This carrot salad is a little sweet and a little spicy. It’s a colorful and crunchy addition to your lunch box, picnic or as a topping for tacos.
This easy salad combines carrots with sesame seeds for a crunchy, savory and flavorful Toasted Sesame Carrot Salad. It’s the perfect addition to your lunch box or served with my Honey Garlic Black Cod or Easy Vegan Weeknight Stir-Fry.
BONUS: It doesn’t require any cooking!
This is one of the easiest salads you’ll ever make. It’s also perfect for meal prep. This salad tastes better after a day of marinating. It will keep for 5 days in the refrigerator.
If you have leftover carrots or just came home with a fresh bunch, shred some this easy carrot salad.
This carrot salad is perfect for picnics, lunch boxes and meal prep. It lasts for almost a week in the refrigerator. And the flavor gets better as the carrots soak up the dressing during the day.
- Pair this salad with a sandwich for a vegetable side dish at lunch.
- Add crunch to a tuna or chicken salad sandwich or wrap.
- Use the salad as a topping for fish tacos.
Tips for success
- Shred your own carrots. The ones in the bag will be drier and result in a less desirable salad. But they will work in a pinch – just plan to let the carrots marinate a bit in the dressing before you eat it.
- Toasted sesame oil (not regular) is a key flavor component in this recipe. Keep your toasted sesame oil in the refrigerator so that it stays fresh longer.
- Punch up the heat with more red pepper flakes if you’d like. You can also use fresh Chile peppers like Serrano or Thai Chile peppers for more vibrant flavor.
Sweet & Spicy Sesame Carrot Salad
- 2 cups fresh carrots, coarsely shredded
- ¼ cup rice vinegar (not seasoned)
- 1 tablespoon toasted sesame oil
- 1 tablespoon fresh ginger, finely grated
- 1 teaspoon brown sugar
- ½ teaspoon crushed red pepper flakes
- ¼ cup toasted sesame seeds
- Coarse salt and fresh ground pepper to taste
- Toast sesame seeds in a skillet over medium-high heat until they are lightly browned, about 3-5 minute.

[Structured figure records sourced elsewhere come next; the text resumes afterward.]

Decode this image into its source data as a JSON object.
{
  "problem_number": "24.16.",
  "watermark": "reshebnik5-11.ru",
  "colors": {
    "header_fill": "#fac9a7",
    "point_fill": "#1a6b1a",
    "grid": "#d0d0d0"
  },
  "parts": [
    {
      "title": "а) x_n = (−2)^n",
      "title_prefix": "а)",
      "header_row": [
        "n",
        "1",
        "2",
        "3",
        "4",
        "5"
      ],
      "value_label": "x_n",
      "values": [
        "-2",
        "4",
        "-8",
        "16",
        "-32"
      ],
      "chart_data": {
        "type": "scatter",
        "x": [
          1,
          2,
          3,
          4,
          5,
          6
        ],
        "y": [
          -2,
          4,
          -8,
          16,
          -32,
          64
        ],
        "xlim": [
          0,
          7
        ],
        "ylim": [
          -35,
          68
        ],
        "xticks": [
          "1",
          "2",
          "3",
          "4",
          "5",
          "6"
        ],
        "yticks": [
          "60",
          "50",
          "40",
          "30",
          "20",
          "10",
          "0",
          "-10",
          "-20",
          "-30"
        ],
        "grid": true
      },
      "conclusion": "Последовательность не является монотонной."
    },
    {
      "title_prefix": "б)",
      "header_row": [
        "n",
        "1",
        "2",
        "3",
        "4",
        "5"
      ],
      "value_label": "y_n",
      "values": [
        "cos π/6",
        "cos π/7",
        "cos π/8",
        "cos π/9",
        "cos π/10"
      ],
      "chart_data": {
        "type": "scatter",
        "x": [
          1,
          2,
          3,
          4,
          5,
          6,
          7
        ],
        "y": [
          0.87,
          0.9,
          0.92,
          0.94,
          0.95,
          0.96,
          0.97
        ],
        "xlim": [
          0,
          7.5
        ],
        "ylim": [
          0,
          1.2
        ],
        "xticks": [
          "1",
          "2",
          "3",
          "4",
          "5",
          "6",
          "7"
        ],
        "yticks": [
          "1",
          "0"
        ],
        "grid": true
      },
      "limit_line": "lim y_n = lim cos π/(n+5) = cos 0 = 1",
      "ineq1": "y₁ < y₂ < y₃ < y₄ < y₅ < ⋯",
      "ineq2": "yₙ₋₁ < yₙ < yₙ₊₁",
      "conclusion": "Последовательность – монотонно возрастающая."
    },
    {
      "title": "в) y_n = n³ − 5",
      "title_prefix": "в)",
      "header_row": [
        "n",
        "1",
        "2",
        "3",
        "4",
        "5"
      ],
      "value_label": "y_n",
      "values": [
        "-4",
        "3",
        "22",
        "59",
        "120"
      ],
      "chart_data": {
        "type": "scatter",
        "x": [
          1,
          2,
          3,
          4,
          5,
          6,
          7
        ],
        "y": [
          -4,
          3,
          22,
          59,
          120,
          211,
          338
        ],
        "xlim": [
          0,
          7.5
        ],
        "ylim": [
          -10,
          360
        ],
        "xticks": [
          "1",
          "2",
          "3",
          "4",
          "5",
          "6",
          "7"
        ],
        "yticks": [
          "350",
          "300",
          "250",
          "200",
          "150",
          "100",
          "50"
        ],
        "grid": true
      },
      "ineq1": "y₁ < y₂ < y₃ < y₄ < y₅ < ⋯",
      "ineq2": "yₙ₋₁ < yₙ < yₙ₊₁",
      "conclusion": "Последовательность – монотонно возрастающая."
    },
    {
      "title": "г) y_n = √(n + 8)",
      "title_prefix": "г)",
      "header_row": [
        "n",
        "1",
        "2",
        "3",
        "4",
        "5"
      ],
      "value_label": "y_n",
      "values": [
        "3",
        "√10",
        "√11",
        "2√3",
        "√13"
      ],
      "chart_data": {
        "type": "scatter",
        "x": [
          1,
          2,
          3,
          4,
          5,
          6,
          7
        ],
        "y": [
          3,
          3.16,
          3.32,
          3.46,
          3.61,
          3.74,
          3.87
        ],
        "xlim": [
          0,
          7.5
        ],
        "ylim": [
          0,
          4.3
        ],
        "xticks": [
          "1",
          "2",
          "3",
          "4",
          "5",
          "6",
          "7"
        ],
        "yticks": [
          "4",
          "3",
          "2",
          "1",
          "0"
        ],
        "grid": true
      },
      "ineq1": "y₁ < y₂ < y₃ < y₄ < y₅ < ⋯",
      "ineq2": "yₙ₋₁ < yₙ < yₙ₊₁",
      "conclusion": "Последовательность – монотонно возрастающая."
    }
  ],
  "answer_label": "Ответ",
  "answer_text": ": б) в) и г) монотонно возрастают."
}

Remove from the heat and let cool.
- Shred the carrots. This is an ideal time to whip out the food processor or you can use a box grater on the coarse side. Set aside.
- Make the dressing: whisk the sesame oil, rice vinegar, brown sugar, ginger and red pepper flakes.
- Toss the carrots with the dressing, add the salt and pepper to taste and sprinkle the finished salad with toasted sesame seeds.
- Shred your own carrots. The ones in the bag will be drier.
- Toasted sesame oil (not regular) is a key flavor component in this recipe.
- Punch up the heat with more red pepper flakes if you’d like.
- This salad tastes better after a day of marinating. It will keep for 5 days in the refrigerator.
Did you plant a garden this year? What are you doing with your early carrots? Carrots never go to waste in my house. My dog, Biscuit, loves them and she has an endless appetite!